Every PR gets a coverage diff comment showing exactly which lines are newly covered and which lost coverage. The 65% gate means nobody can merge code that lowers coverage below the threshold -- even urgent hotfixes need at least a minimal test. Estimated CI run time: ~90 seconds, fast enough that developers don't context-switch while waiting.

Step 5: Expand Coverage to Hit the Threshold

Generate tests for remaining untested modules to push coverage above 65%. Focus on business logic, skip trivial utilities.

Eight more modules get test suites, prioritized by business impact rather than raw line count. A 200-line billing module with proration logic is more important to test than a 500-line utility module that formats dates:

Module	Tests	What's Covered
`checkout`	14	Cart calculation, coupon stacking, tax by jurisdiction
`subscription`	12	Renewal, upgrade/downgrade proration, cancellation with refund
`billing`	11	Invoice generation, proration math, failed payment retry
`permissions`	10	Role-based access, resource ownership, cross-tenant checks
`reporting`	9	Aggregation accuracy, date range boundaries, CSV export
`encryption`	8	Key rotation, at-rest encryption, decryption with old keys
`rateLimit`	7	Sliding window accuracy, per-tenant isolation, Redis failover
`audit-log`	6	Event capture completeness, retention policy, compliance export

Total: 181 tests, all passing. Coverage: 58% to 71% statements, 64% branches. CI pipeline is green -- every PR is now gated at 65% minimum.

The coverage isn't just a number for auditors. In the first week after deployment, the CI pipeline blocked 3 PRs that would have decreased coverage below the threshold. One of them was a "quick fix" that deleted a validation check (and its test) instead of fixing the underlying bug. The coverage gate caught it, the developer wrote a proper fix, and a broken validation never reached production.

Real-World Example

A backend lead at a 25-person fintech startup faced a SOC 2 audit in 8 weeks with zero tests across a 55,000-line API. On Monday, the test-generator skill produced 120 tests for 8 critical modules. That afternoon, code-reviewer flagged 11 quality issues -- including three tests that would silently pass on broken payment logic. Those three tests looked fine at a glance: they called the right functions, asserted on return values, and showed green checkmarks. But they were testing the mocking framework, not the actual code. A test that mocks stripe.charges.create and then asserts it was called proves nothing about whether the payment actually works.

After fixes, the cicd-pipeline skill deployed GitHub Actions with 65% coverage gates. By Thursday: 230 tests, 73% coverage, every PR automatically checked. The team went from "deploy and pray" to "merge with confidence" in four days.

The SOC 2 auditors reviewed the setup two weeks later.
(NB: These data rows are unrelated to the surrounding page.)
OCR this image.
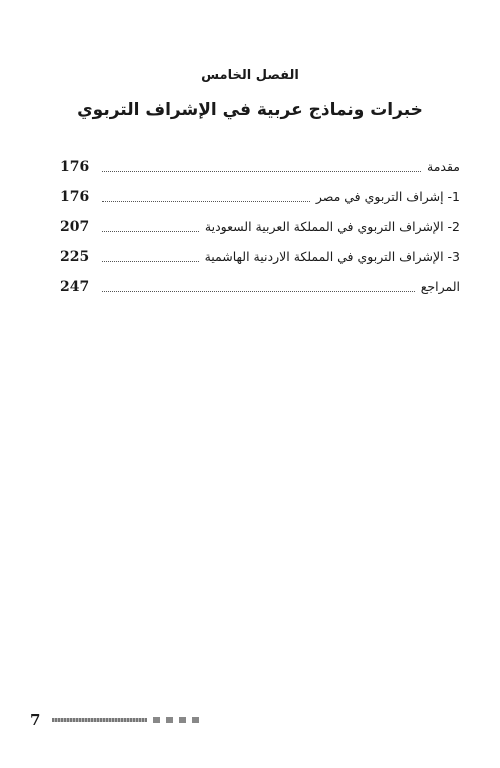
الفصل الخامس
خبرات ونماذج عربية في الإشراف التربوي
176	مقدمة
176	1- إشراف التربوي في مصر
207	2- الإشراف التربوي في المملكة العربية السعودية
225	3- الإشراف التربوي في المملكة الاردنية الهاشمية
247	المراجع
7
Comprehensive test suites, a documented quality review process showing that generated tests were audited for correctness, and automated CI gates blocking uncovered code -- all three satisfied the change management controls. The startup passed without testing-related findings, avoiding an estimated $40,000 in remediation costs and a 3-month delay in their enterprise sales pipeline.